3. — Toda essa história é narrada com um imperturbável sangue-frio e em tom sério; nada falta, nos detalhes que omitimos, para dar-lhe um cunho de verdade. Na presença dos estranhos fenômenos que testemunhamos, um fato dessa natureza poderia parecer se não real, pelo menos possível, e relacionado até certo ponto com aqueles que já citamos. Com efeito, não seria análogo àquele do rapaz que dormia em Boulogne,  †  enquanto, ao mesmo tempo, conversava em Londres  †  com seus amigos? Ao de Santo Antônio de Pádua que, no mesmo dia, pregava na Espanha e se mostrava em Pádua  †  para salvar a vida do pai, acusado de homicídio? [Vide: Fenômeno de bicorporeidade.]

À primeira vista pode-se dizer que, se esses dois fatos são exatos, também não é impossível que Hermann tenha vivido na Austrália, enquanto dormia na Alemanha, e reciprocamente. Embora nossa opinião esteja perfeitamente estabelecida a esse respeito, acreditamos dever referi-la aos nossos instrutores de além-túmulo, em uma das sessões da Sociedade. À pergunta: O fato relatado pelo Journal des Déhats é real?
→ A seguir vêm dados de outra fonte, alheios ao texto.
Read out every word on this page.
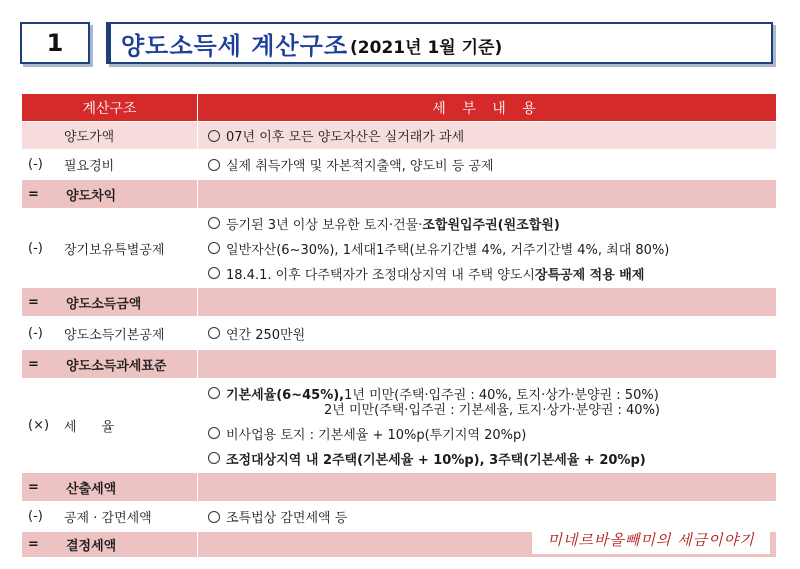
1	양도소득세 계산구조 (2021년 1월 기준)
계산구조	세 부 내 용
양도가액	07년 이후 모든 양도자산은 실거래가 과세
(-)	필요경비	실제 취득가액 및 자본적지출액, 양도비 등 공제
=	양도차익
(-)	장기보유특별공제
등기된 3년 이상 보유한 토지·건물· 조합원입주권(원조합원)
일반자산(6~30%), 1세대1주택(보유기간별 4%, 거주기간별 4%, 최대 80%)
18.4.1. 이후 다주택자가 조정대상지역 내 주택 양도시 장특공제 적용 배제
=	양도소득금액
(-)	양도소득기본공제	연간 250만원
=	양도소득과세표준
(×)	세      율
기본세율(6~45%), 1년 미만(주택·입주권 : 40%, 토지·상가·분양권 : 50%)
2년 미만(주택·입주권 : 기본세율, 토지·상가·분양권 : 40%)
비사업용 토지 : 기본세율 + 10%p(투기지역 20%p)
조정대상지역 내 2주택(기본세율 + 10%p), 3주택(기본세율 + 20%p)
=	산출세액
(-)	공제 · 감면세액	조특법상 감면세액 등
=	결정세액	미네르바올빼미의 세금이야기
Responderam: Não; é uma história feita especialmente para divertir os leitores. — Se não é real, é possível? — Não; uma alma não pode animar dois corpos diferentes.

Realmente, na história de Boulogne, se bem o rapaz se tenha mostrado em dois locais diferentes simultaneamente, em verdade possuía apenas um corpo de carne e osso, que estava naquela cidade; em Londres havia apenas a aparência ou perispírito, tangível, é certo, mas não o próprio corpo, mortal; ele não poderia morrer em Londres e em Boulogne. Hermann, ao contrário, conforme a estória, teria realmente dois corpos, desde que um foi enforcado em Melbourne e o outro enterrado na Alemanha. A mesma alma teria, assim, se defrontado com duas existências simultâneas, o que, conforme os Espíritos, não é possível. Os fenômenos do gênero do de Boulogne e de Santo Antônio de Pádua, embora muito frequentes são, aliás, sempre acidentais e fortuitos num indivíduo, não tendo jamais um caráter de permanência, ao passo que o pretenso Hermann era assim desde a infância. Entretanto, a razão mais grave de todas é a diferença de caracteres. Seguramente, se esses dois indivíduos não tivessem tido senão uma só alma, esta não poderia ser, alternadamente, a de um homem de bem e a de um bandido. É verdade que o autor se baseia na influência do organismo. Nós o lamentamos, se tal é a sua filosofia e, ainda mais, que procure dar-lhe crédito, porquanto seria negar a responsabilidade dos atos; semelhante doutrina seria a negação de toda moral, porque reduziria o homem à condição de máquina.